Two months after the dust of the Umbrella Revolution settled, the Hong Kong government tabled its annual budget with measures to tackle the negative impact and sentiment brought by the event. For the coming year, the city’s administration projects its nominal gross domestic product (GDP) to grow at 2.5% to 4.5% (real GDP at of 1% to 3%), with 3% to 3.5% inflation.
HK Financial Secretary John Tsang expects government revenue to reach US$61.5bn on the back of US$56.8bn in expenditure. An estimated surplus of US$4.7bn would mark the twelfth consecutive balanced budget for the cash-rich city and bring its fiscal reserves to a staggering US$110.3bn by the end of the next financial year (sufficient to accommodate 23 months of government expenditure).
During the budget presentation on 25 February, Mr. Tsang announced a series of relief measures worth US$4.4bn to deal with the aftermath of the Umbrella Revolution, the protests spearheaded by the Occupy Central Movement and the biggest civil movement in the city for decades. This includes license fees waivers of six to 12 months for the tourism, hotel, food and beverage, and transport industries affected by the three-month-long protest.

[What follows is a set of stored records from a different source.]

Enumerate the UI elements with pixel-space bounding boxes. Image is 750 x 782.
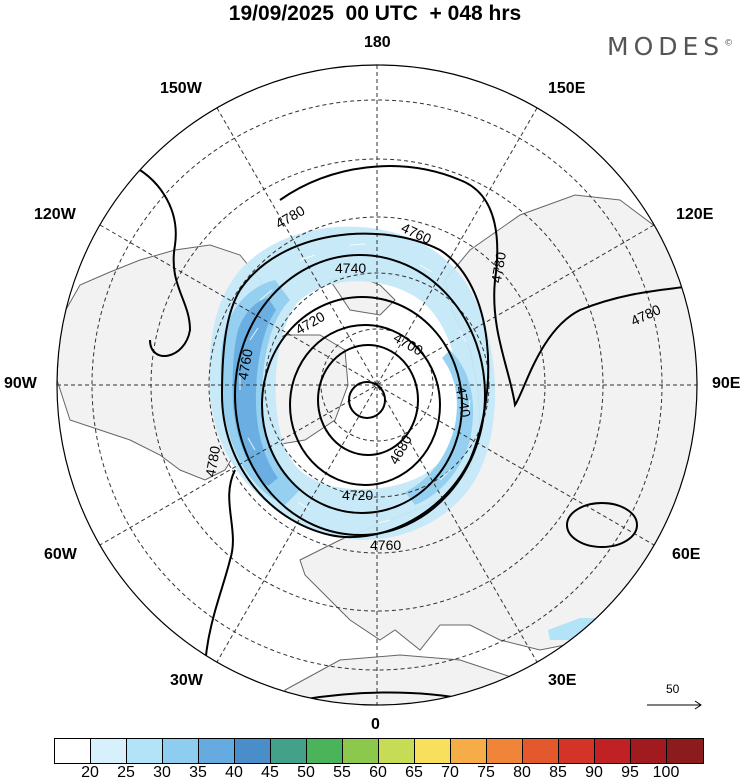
meridian-120e-60w [99, 224, 655, 546]
contour-label: 4780 [488, 251, 509, 285]
colorbar-swatch [235, 739, 271, 763]
contour-4720 [261, 296, 463, 514]
colorbar-tick-label: 80 [513, 764, 531, 781]
colorbar-swatch [415, 739, 451, 763]
brand-name: MODES [607, 32, 725, 61]
lon-label-60w: 60W [44, 546, 77, 563]
colorbar-swatch [91, 739, 127, 763]
wind-vector [459, 329, 467, 343]
colorbar-tick-label: 40 [225, 764, 243, 781]
meridian-120w-60e [99, 224, 655, 546]
lon-label-30e: 30E [548, 672, 577, 689]
latitude-circle-60 [208, 216, 546, 554]
colorbar-tick-label: 85 [549, 764, 567, 781]
lon-label-120w: 120W [34, 206, 76, 223]
latitude-circle-70 [264, 272, 490, 498]
lon-label-180: 180 [364, 34, 391, 51]
wind-vector [249, 327, 259, 341]
colorbar-tick-label: 20 [81, 764, 99, 781]
colorbar-swatch [523, 739, 559, 763]
contour-pole-low [348, 381, 386, 419]
latitude-circle-80 [320, 328, 434, 442]
wind-vector [375, 519, 391, 525]
contour-4740 [234, 254, 486, 536]
contour-4680 [317, 344, 419, 456]
wind-vector [297, 501, 311, 511]
lon-label-150e: 150E [548, 80, 586, 97]
map-title: 19/09/2025 00 UTC + 048 hrs [228, 2, 522, 25]
contour-label: 4740 [453, 385, 474, 419]
lon-label-90w: 90W [4, 375, 37, 392]
contour-label: 4780 [202, 445, 223, 479]
contour-labels: 4780 4760 4740 4720 4700 4680 4760 4720 … [202, 202, 663, 553]
graticule [57, 65, 697, 705]
colorbar-swatch [559, 739, 595, 763]
colorbar-tick-label: 95 [621, 764, 639, 781]
contour-label: 4760 [235, 348, 256, 382]
colorbar-tick-label: 45 [261, 764, 279, 781]
wind-vector [247, 437, 256, 451]
colorbar-tick-label: 75 [477, 764, 495, 781]
lon-label-150w: 150W [160, 80, 202, 97]
colorbar-labels: 20 25 30 35 40 45 50 55 60 65 70 75 80 85 90 95 100 [0, 764, 750, 782]
colorbar-swatch [487, 739, 523, 763]
colorbar-swatch [379, 739, 415, 763]
brand-logo: MODES© [607, 32, 733, 61]
lon-label-30w: 30W [170, 672, 203, 689]
wind-vectors [239, 243, 471, 525]
colorbar-tick-label: 25 [117, 764, 135, 781]
wind-vector [299, 254, 316, 261]
polar-map: 4780 4760 4740 4720 4700 4680 4760 4720 … [56, 64, 698, 706]
colorbar [54, 738, 704, 764]
lon-label-120e: 120E [676, 206, 714, 223]
colorbar-swatch [307, 739, 343, 763]
wind-vector [419, 264, 433, 273]
colorbar-tick-label: 50 [297, 764, 315, 781]
meridian-150w-30e [216, 107, 538, 663]
colorbar-swatch [55, 739, 91, 763]
colorbar-tick-label: 30 [153, 764, 171, 781]
height-contours [119, 159, 697, 705]
colorbar-tick-label: 100 [652, 764, 680, 781]
jet-shading-east [405, 350, 474, 505]
colorbar-tick-label: 90 [585, 764, 603, 781]
lon-label-0: 0 [371, 716, 380, 733]
colorbar-tick-label: 70 [441, 764, 459, 781]
wind-vector [439, 469, 451, 481]
wind-vector [467, 399, 471, 415]
contour-label: 4720 [342, 487, 373, 503]
contour-4760 [220, 232, 490, 539]
colorbar-swatch [199, 739, 235, 763]
wind-vector [259, 289, 273, 301]
vector-reference-arrow [647, 700, 702, 710]
colorbar-swatch [163, 739, 199, 763]
brand-copyright-mark: © [724, 38, 734, 49]
contour-label: 4740 [335, 260, 366, 276]
colorbar-tick-label: 65 [405, 764, 423, 781]
colorbar-swatch [343, 739, 379, 763]
colorbar-swatch [595, 739, 631, 763]
lon-label-90e: 90E [712, 375, 741, 392]
meridian-150e-30w [216, 107, 538, 663]
colorbar-tick-label: 60 [369, 764, 387, 781]
colorbar-tick-label: 35 [189, 764, 207, 781]
colorbar-swatch [271, 739, 307, 763]
map-boundary [56, 64, 698, 706]
vector-reference-label: 50 [666, 682, 680, 696]
colorbar-tick-label: 55 [333, 764, 351, 781]
lon-label-60e: 60E [672, 546, 701, 563]
wind-vector [349, 243, 366, 246]
contour-4780-closed [566, 502, 638, 548]
colorbar-swatch [451, 739, 487, 763]
colorbar-swatch [127, 739, 163, 763]
colorbar-swatch [631, 739, 667, 763]
contour-label: 4760 [370, 537, 401, 553]
contour-4700 [289, 324, 441, 486]
colorbar-swatch [667, 739, 703, 763]
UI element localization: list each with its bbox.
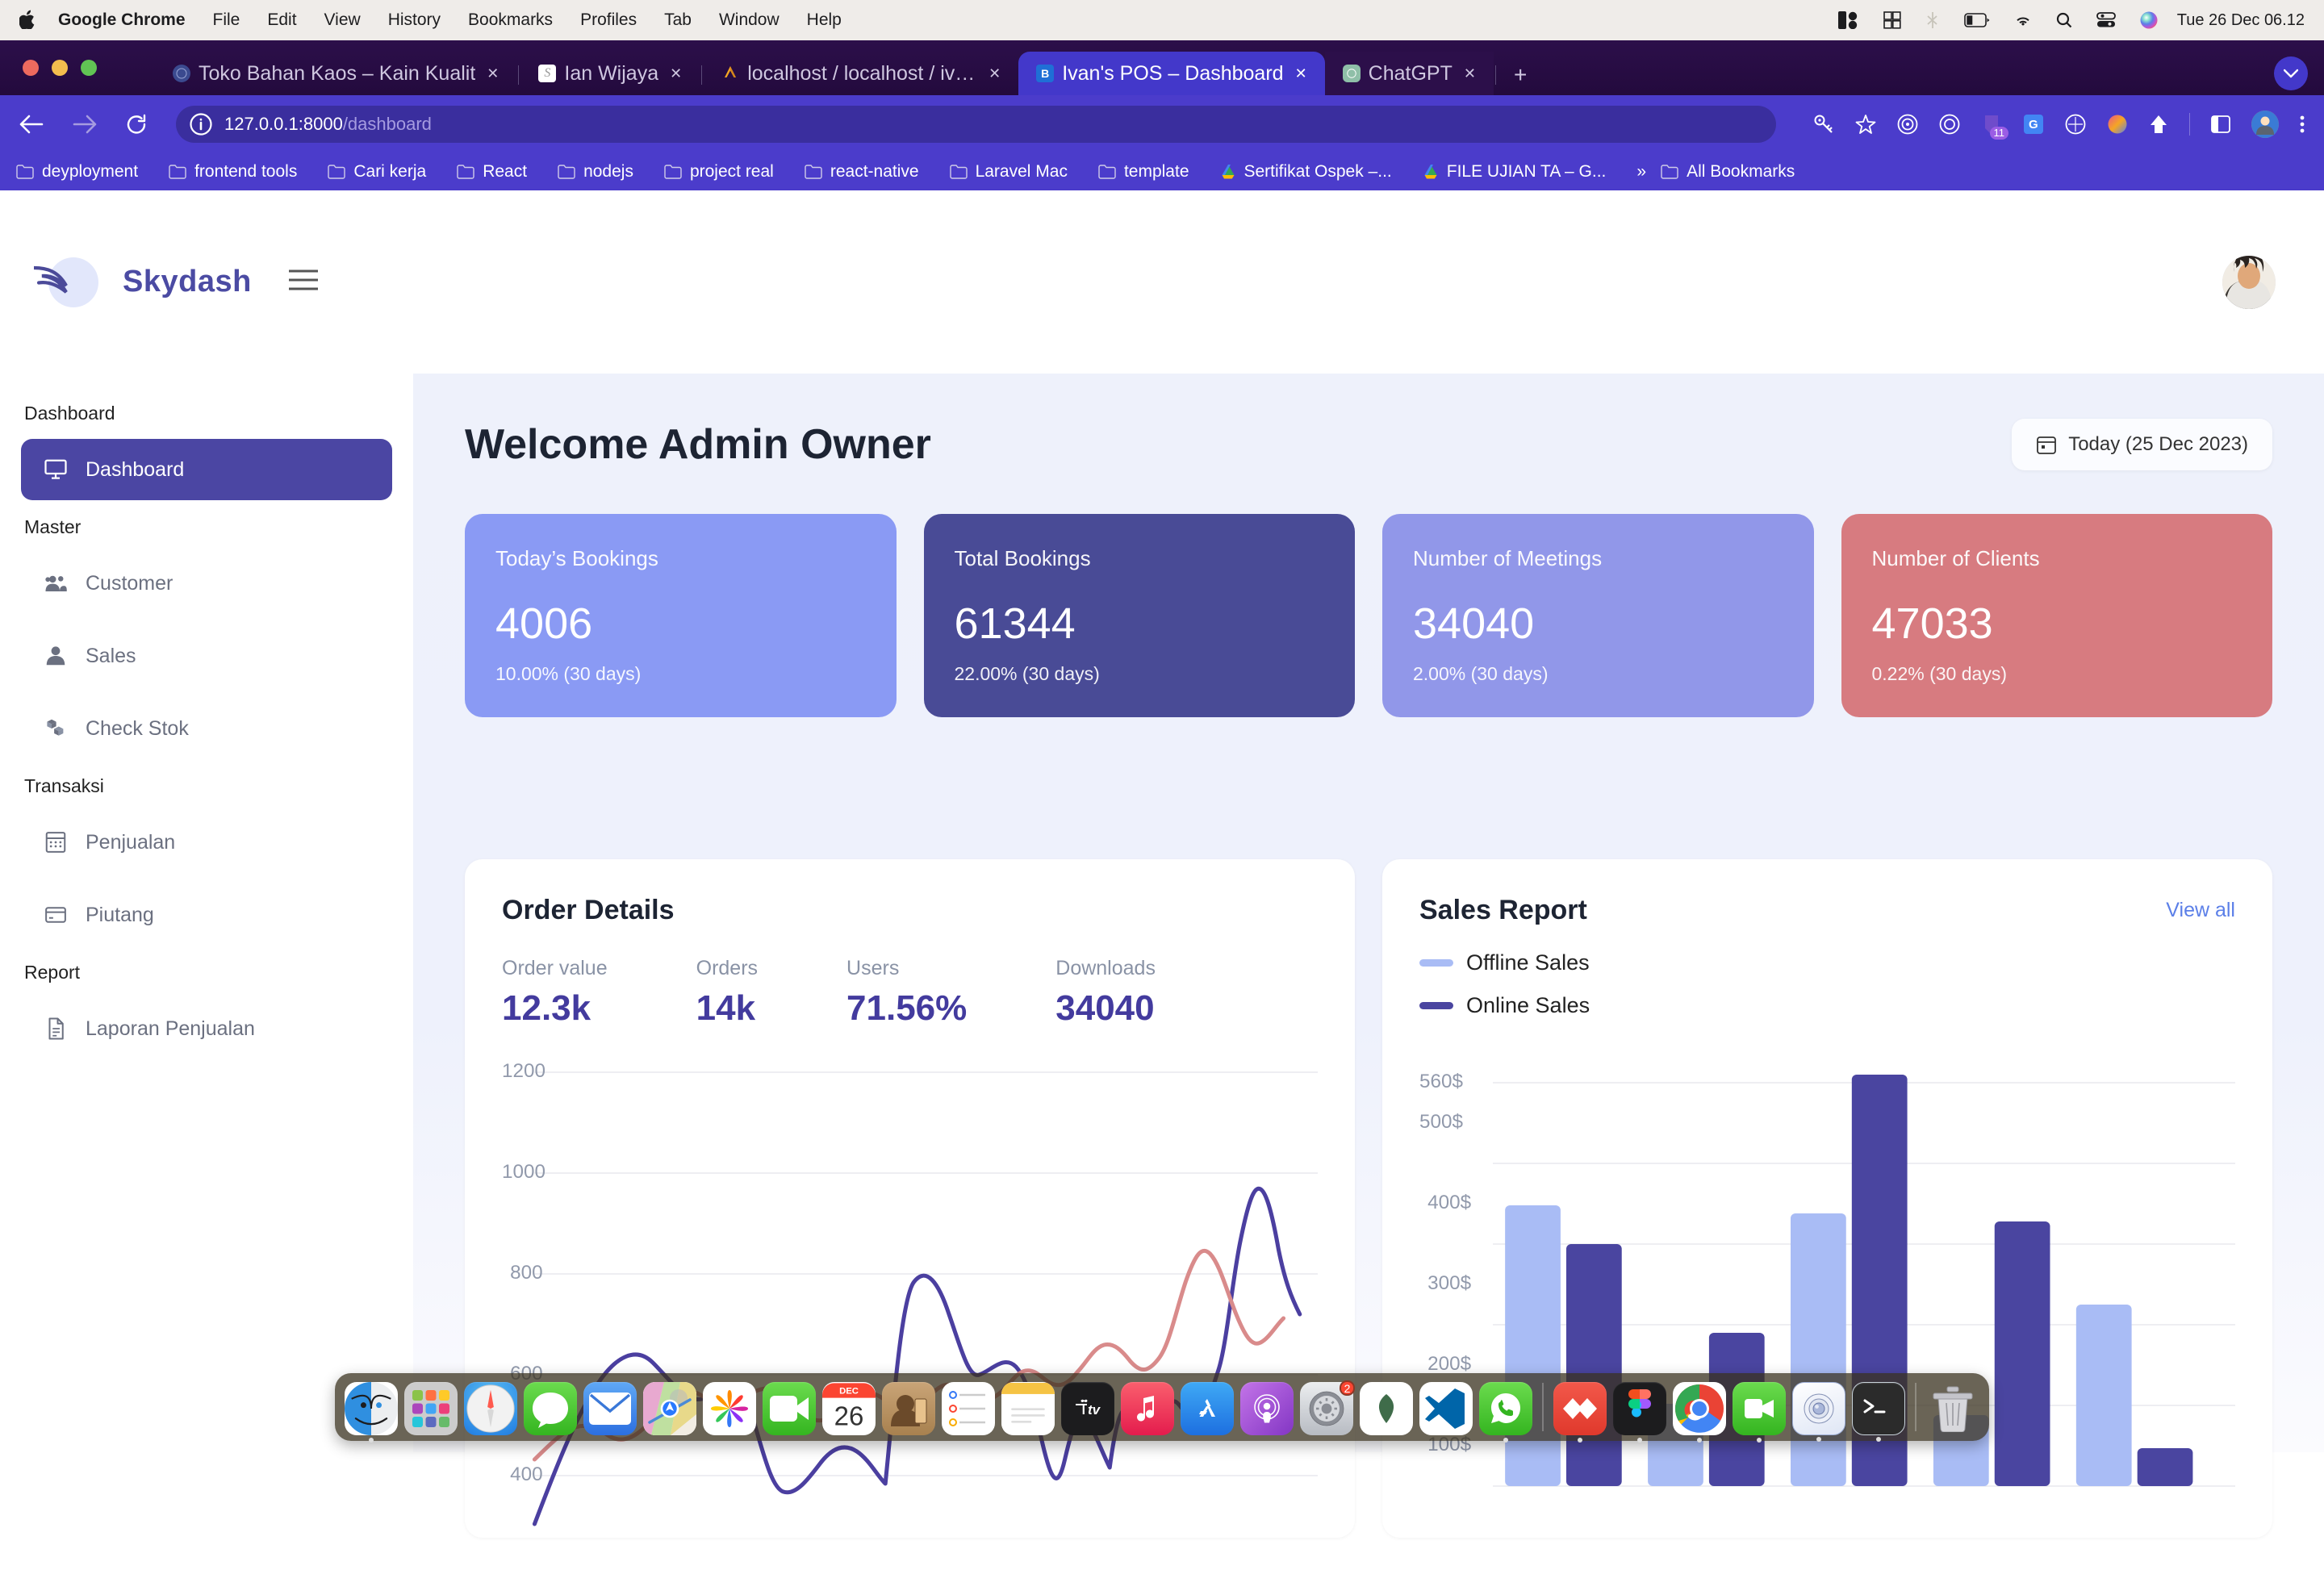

On top of that, the HK government will spend US$13.7m in global promotional and publicity works to restore the city’s reputation as an international financial centre and prime tourist destination. An additional US$193.2m will be pumped into the SME Export Marketing and Development Funds, with maximum funding for every individual project to be increased by 250% to US$640,000.
Many observers see the huge public support displayed during the Movement as a result of uneven wealth distribution and lack of affordable housing that is happening in the city. The government is addressing these issues in the budget. The salaries tax will be reduced to 75% with a ceiling of US$3,500 for financial year 2014-15 and some 1.8 million taxpayers are expected to benefit from it. Besides the tax cuts, allowances for childcare will be lifted to US$12,880 (from US$9,020) to lessen household burden.
Additionally, a proposed two extra months of social welfare payments and a one-month waiver in public housing rental would help the poorest and most underprivileged in the city. To ease housing demand, the government has outlined a land sale programme in 29 residential locations that would allow private developers to build 16,000 new homes.
Hong Kong is facing a rapidly-aging population thanks to one of the highest life expectancies in the world (81 years for men and 87 years for women). In the budget, US$6.3bn (increased by 50% in the last five years) will be allocated to the Hospital Authority to cover the operating expenditure of public hospital. Also, existing hospitals will be expanded or redeveloped to add another 2,800 hospital beds to the city’s healthcare system with a funding of US$10.4bn.
We can also find measures to enhance Hong Kong’s competitiveness as a global financial hub in the budget. After the successful launch of the Shanghai-Hong Kong Stock Connect last November, the city is looking at a linkage with China’s second largest stock exchange, the Shenzhen Stock Exchange. The linkage of the three exchanges would form the biggest stock market in the world outside of the US.
Besides that, Mr. Tsang recommended amendments to the Inland Revenue Ordinance to provide tax concessions for treasury activities and make the city a preferred jurisdiction for regional corporate treasury centres. The administration is committed to work with Mainland authorities to loosen the quota for the RMB Qualified Foreign Institutional Investors (RQFII) Scheme in a bid to strengthen the city’s position as the global offshore renminbi centre.
We can see from the budget that the Hong Kong government has allocated a substantial amount of resources in increasing social equality in order to create a more inclusive society. In return, this will provide a stable business environment for sustainable economic development. Social stability is utterly important for Hong Kong as a global city and international business centre, and there is no one clearer on that than the Financial Secretary.